Free Software Foundation(FSF)とソフトウエア関連の法律問題を手がける米国の団体Software Freedom Law Center(SFLC)は,ソフトウエア・ライセンスGeneral Public License(GPL)の新版「GPL version 3(v3)」について,草案第2版を公開した。両団体が米国時間7月27日に明らかにしたもの。FSFのWebサイトからダウンロードできる。同版には,ライブラリなどに適用するためのライセンス「GNU Lesser General Public License(LGPL)version 3」の初版も入っている。

 GPLは,FSFの創設者であるRichard M. Stallman氏がGNUフリーOSプロジェクト向けに1989年に作成したライセンス。Linuxなどが採用しているオープンソースの主要ライセンスであり,現在フリー/オープンソース・ソフトウエア(FOSS:Free/Libre and Open Source Software)のおよそ4分の3が同ライセンスを提供しているという。

 GPLの目的について,Stallman氏は「フリー・ソフトウエアを利用,共有,改変するというユーザーの自由を守ること」と説明する。1991年に現行のGPLv2が作成されてから約15年が経過し,「フリー・ソフトウエアの開発,配布,利用環境は劇的に変わった」(FSF,SFLC)

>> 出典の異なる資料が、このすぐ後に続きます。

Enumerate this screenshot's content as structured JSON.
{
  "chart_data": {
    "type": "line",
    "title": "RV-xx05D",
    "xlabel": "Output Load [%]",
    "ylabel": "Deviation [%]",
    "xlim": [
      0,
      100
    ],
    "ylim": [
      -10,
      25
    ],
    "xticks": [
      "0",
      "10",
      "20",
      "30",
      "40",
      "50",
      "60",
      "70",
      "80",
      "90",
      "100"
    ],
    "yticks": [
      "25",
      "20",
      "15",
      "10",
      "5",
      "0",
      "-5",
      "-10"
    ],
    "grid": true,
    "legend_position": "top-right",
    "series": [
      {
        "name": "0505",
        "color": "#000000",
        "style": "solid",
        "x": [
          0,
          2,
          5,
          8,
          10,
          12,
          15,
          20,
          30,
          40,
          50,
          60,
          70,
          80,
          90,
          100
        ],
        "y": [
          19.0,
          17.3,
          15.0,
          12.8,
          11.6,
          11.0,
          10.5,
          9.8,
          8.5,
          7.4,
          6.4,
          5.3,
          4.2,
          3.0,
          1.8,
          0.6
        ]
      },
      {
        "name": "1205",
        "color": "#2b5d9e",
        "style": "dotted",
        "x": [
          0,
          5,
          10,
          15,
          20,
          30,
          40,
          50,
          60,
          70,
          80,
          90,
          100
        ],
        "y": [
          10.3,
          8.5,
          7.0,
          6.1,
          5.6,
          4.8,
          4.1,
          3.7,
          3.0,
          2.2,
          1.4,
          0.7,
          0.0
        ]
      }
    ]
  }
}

 GPLv3の草案第2版は,2006年1月公開の草案初版に寄せられた1000件弱の意見を参考に,改訂を施した。初版に対しては,Linuxの生みの親であるLinus Torvalds氏がデジタル著作権管理(DRM)技術の取り扱いに反発し,LinuxカーネルのGPLv3移行を拒否する姿勢を表明していた(関連記事)。

 FSFとSFLCはDRMに関する条項に手を加え,DRMがGPSv3適用ソフトウエアの共有や改変を妨げることに使う特定の場合に限り,DRMを直接制限することとした。「GPLv3はDRM機能の実装を禁止しないが,『DRM機能を除去できないようにしてユーザーに不利益を与える』といったことは阻止する」(FSF,SFLC)

 GPLv3の草案第3版は2006年秋に,最終版は2007年1~3月に公開する予定。